1. If long and long long is the same type, why does the compiler allow both specializations to coexist?
2. Why adding a specialization for int64_t produces an error?
3. Why foo<int64_t> resolves as foo<long long> and not foo<long>?
4. Why foo<ssize_t> resolves as foo<long> and not foo<long long>?
5. Why foo<uint64_t> does not use specialization foo<size_t>?
6. Is the behavior that I observe here universal, or machine-specific? How can I be sure that this code is portable?

Answer 1

1) If long and long long is the same type, why does the compiler allow both specializations to coexist?

Because long and long long can be implemented over the same low level type but, from the point of view of the language, are different fundamental types.

2) Why adding a specialization for int64_t produces an error?

Because std::int64_t isn't an arithmetic fundamental type but is an alias (defined through typedef or using) of another type

3) Why foo<int64_t> resolves as foo<long long> and not foo<long>?

Because, in your platform, std::int64_t is defined as an alias for long long, not for long (or an alias for an alias...); so, in your platform, std::int64_t is long long; in different platform, you can have different results

4) Why foo<ssize_t> resolves as foo<long> and not foo<long long>?

Same as std::int64_t: the type ssize_t (not a standard type) is an alias (in your platform) for long, not for long long

5) Why foo<uint64_t> does not use specialization foo<size_t>?

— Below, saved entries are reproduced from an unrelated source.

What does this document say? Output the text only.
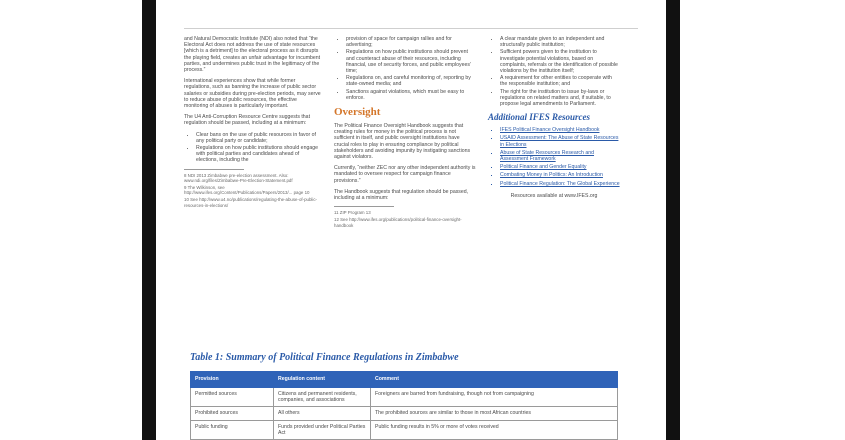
and Natural Democratic Institute (NDI) also noted that “the Electoral Act does not address the use of state resources [which is a detriment] to the electoral process as it disrupts the playing field, creates an unfair advantage for incumbent parties, and undermines public trust in the legitimacy of the process.”

International experiences show that while former regulations, such as banning the increase of public sector salaries or subsidies during pre-election periods, may serve to reduce abuse of public resources, the effective monitoring of abuses is particularly important.

The U4 Anti-Corruption Resource Centre suggests that regulation should be passed, including at a minimum:

• Clear bans on the use of public resources in favor of any political party or candidate;
• Regulations on how public institutions should engage with political parties and candidates ahead of elections, including the
8 NDI 2013 Zimbabwe pre-election assessment. Also: www.ndi.org/files/Zimbabwe-Pre-Election-Statement.pdf
9 The Wilkinson, see http://www.ifes.org/Content/Publications/Papers/2013/... page 10
10 See http://www.u4.no/publications/regulating-the-abuse-of-public-resources-in-elections/
• provision of space for campaign rallies and for advertising;
• Regulations on how public institutions should prevent and counteract abuse of their resources, including financial, use of security forces, and public employees’ time;
• Regulations on, and careful monitoring of, reporting by state-owned media; and
• Sanctions against violations, which must be easy to enforce.
Oversight

The Political Finance Oversight Handbook suggests that creating rules for money in the political process is not sufficient in itself, and public oversight institutions have crucial roles to play in ensuring compliance by political stakeholders and avoiding impunity by instigating sanctions against violators.

Currently, “neither ZEC nor any other independent authority is mandated to oversee respect for campaign finance provisions.”

The Handbook suggests that regulation should be passed, including at a minimum:

11 ZIP Program 13
12 See http://www.ifes.org/publications/political-finance-oversight-handbook
• A clear mandate given to an independent and structurally public institution;
• Sufficient powers given to the institution to investigate potential violations, based on complaints, referrals or the identification of possible violations by the institution itself;
• A requirement for other entities to cooperate with the responsible institution; and
• The right for the institution to issue by-laws or regulations on related matters and, if suitable, to propose legal amendments to Parliament.
Additional IFES Resources
▪ IFES Political Finance Oversight Handbook
▪ USAID Assessment: The Abuse of State Resources in Elections
▪ Abuse of State Resources Research and Assessment Framework
▪ Political Finance and Gender Equality
▪ Combating Money in Politics: An Introduction
▪ Political Finance Regulation: The Global Experience
Resources available at www.IFES.org
Table 1: Summary of Political Finance Regulations in Zimbabwe
Provision	Regulation content	Comment
Permitted sources	Citizens and permanent residents, companies, and associations	Foreigners are barred from fundraising, though not from campaigning
Prohibited sources	All others	The prohibited sources are similar to those in most African countries
Public funding	Funds provided under Political Parties Act	Public funding results in 5% or more of votes received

Because std::uint64_t and std::size_t aren't fundamental arithmetic types but both are alias for other types (unsigned long and unsigned long long, I suppose) and, in your platform, they are alias of different types

6) Is the behavior that I observe here universal, or machine-specific? How can I be sure that this code is portable?

With exception for point (1) (that is ever true because the difference between long and long long is part of the language), is heavily platform dependent.

But it's possible to manage it using, by example, std::is_same and other type traits.